Doles are often distributed in the churchyard. William Robinson, at one time Sheriff of Hull, when he died in 1708, left money to purchase a dozen loaves of bread, costing a shilling each, to be given to twelve poor widows at his grave every Christmas Day. Leonard Dare, in 1611, directed that on Christmas Day, Lady Day, and Michaelmas Day, the churchwardens were “to buy, bring and lay on his tombstone, threescore penny loaves of good wholesome bread,” which were to be distributed to the poor of the parish. A quaint custom is still enacted annually in London on Good Friday. The vicar of St. Bartholomew’s the Great, Smithfield, drops twenty-one sixpences in a row on a certain lady’s grave. The money is picked up by the same number of widows kneeling, who have previously attended service at the church, where a sermon is preached.[12]

A quaint old custom, once not infrequently practised, was that of scrambling bread and cheese and other edibles in the churchyard. A story is told of two poor sisters walking to London to claim an estate. Arriving at Paddington, weary, hungry, and footsore, their miserable condition aroused sympathy, and the good folk of Paddington gave them relief. In course of time, their claim was established, and as a token of gratitude they left a bequest of bread and cheese, to be thrown from the top of the church of St. Mary’s, Paddington, among the people assembled in the churchyard below. This custom was continued into this present century, for in 1821, it is noticed in the newspapers as an annual practice to throw bread and cheese from the belfry of the church at eight o’clock on the Sunday before Christmas Day. At Barford, Oxfordshire, is a piece of land, known as White-bread Close, the rent of which was formerly spent in buying bread to be scrambled for at the church door. A correspondent of the Gentleman’s Magazine for 1824, says that the “distribution occasioned such scenes of indecent riot and outrage, even fighting in the church itself, that a late curate very properly effected the suppression of a practice productive of this gross abuse.” Mr. Tuke, of Wath, near Rotherham, who died in 1810, left a bequest whereby forty dozen penny loaves were to be thrown from the church leads at twelve o’clock on Christmas Day for ever. This is the latest instance of a scrambling custom with which we are acquainted.[13]

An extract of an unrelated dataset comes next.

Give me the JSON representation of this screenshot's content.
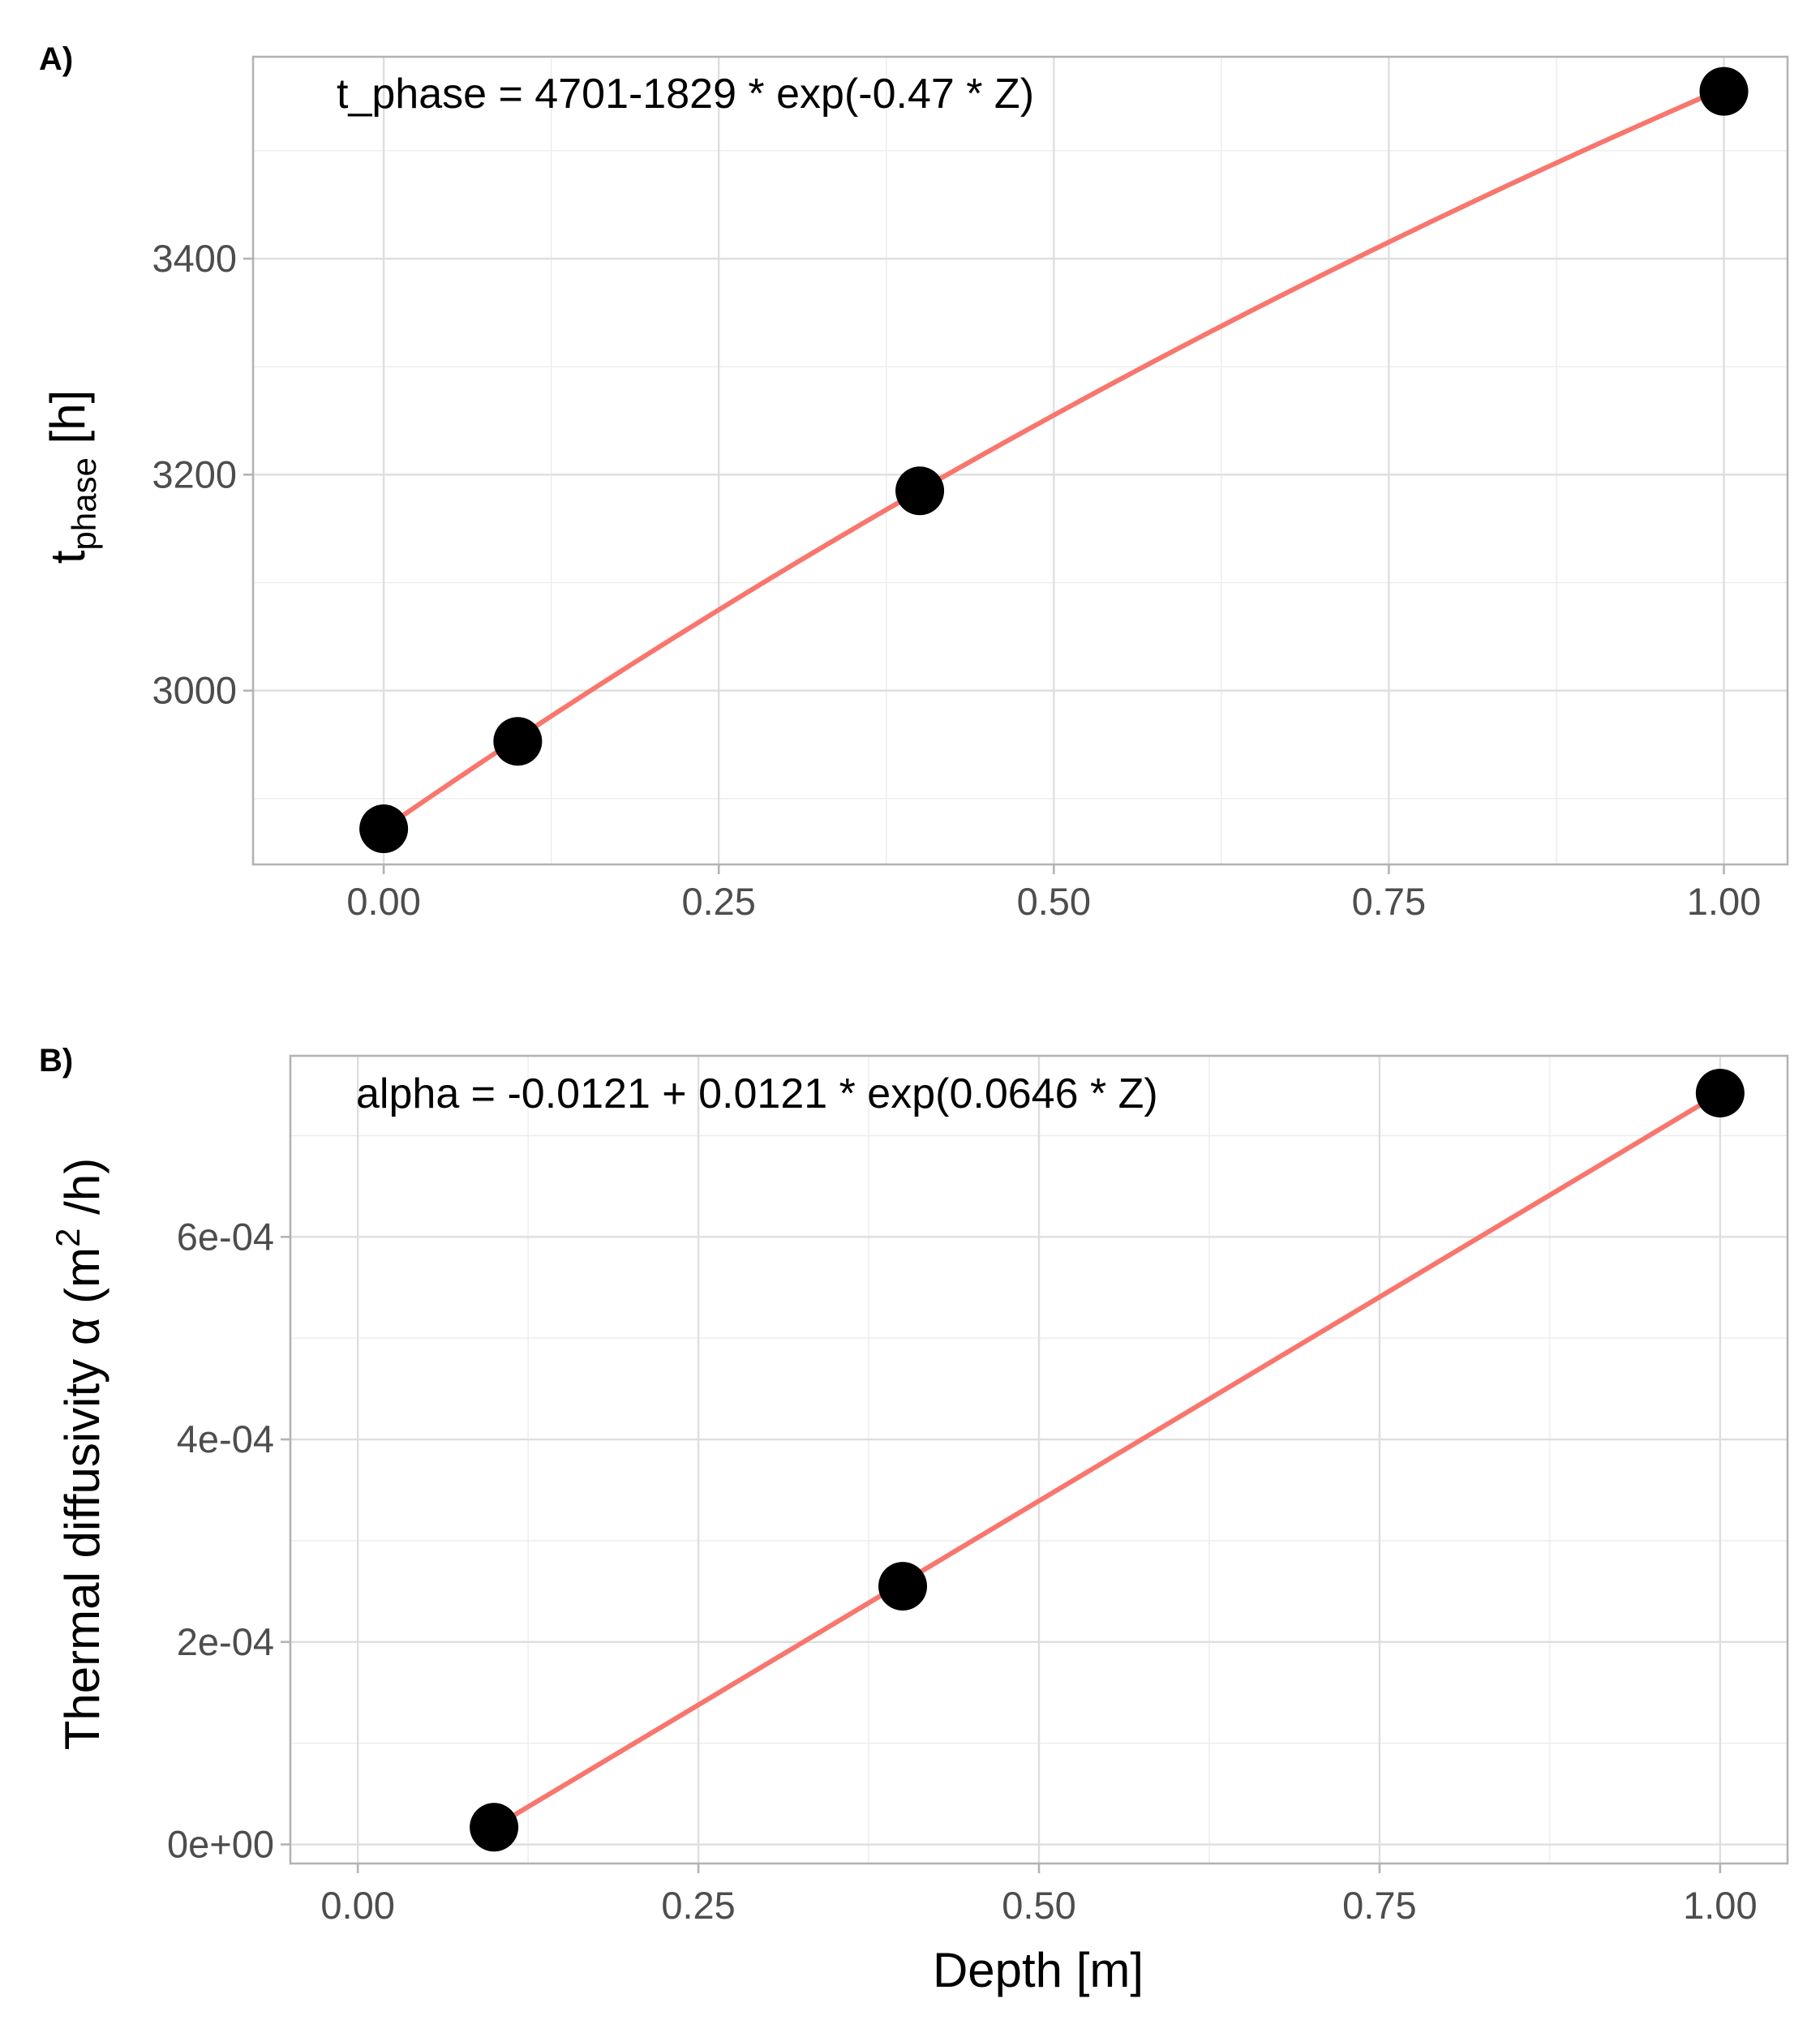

Bells were frequently cast in churchyards, and from the editor of this volume we have received some interesting notes on this subject. “In the days of the early bell founders,” says Mr. William Andrews, “the country roads were little better than miry lanes, full of ruts and holes, and where the moisture of the winter was often not evaporated during the summer. For this reason bells were mostly cast in the immediate vicinity of the churches, or monastic establishments, they were intended to grace. The monks, too, were not unwilling to retain the usage as an opportunity for a religious service; they stood round the casting pit, and, as the metal was poured into the mould, would chant psalms and offer prayers. Southey, in ‘The Doctor,’ says:—‘The brethren stood round the furnace, ranged in processional order, sang the 150th Psalm, and then, after certain prayers, blessed the molten metal, and called upon the Lord to infuse into it His grace, and overshadow it with His power, for the honour of the saint to whom the bell was to be dedicated, and whose name it was to bear.’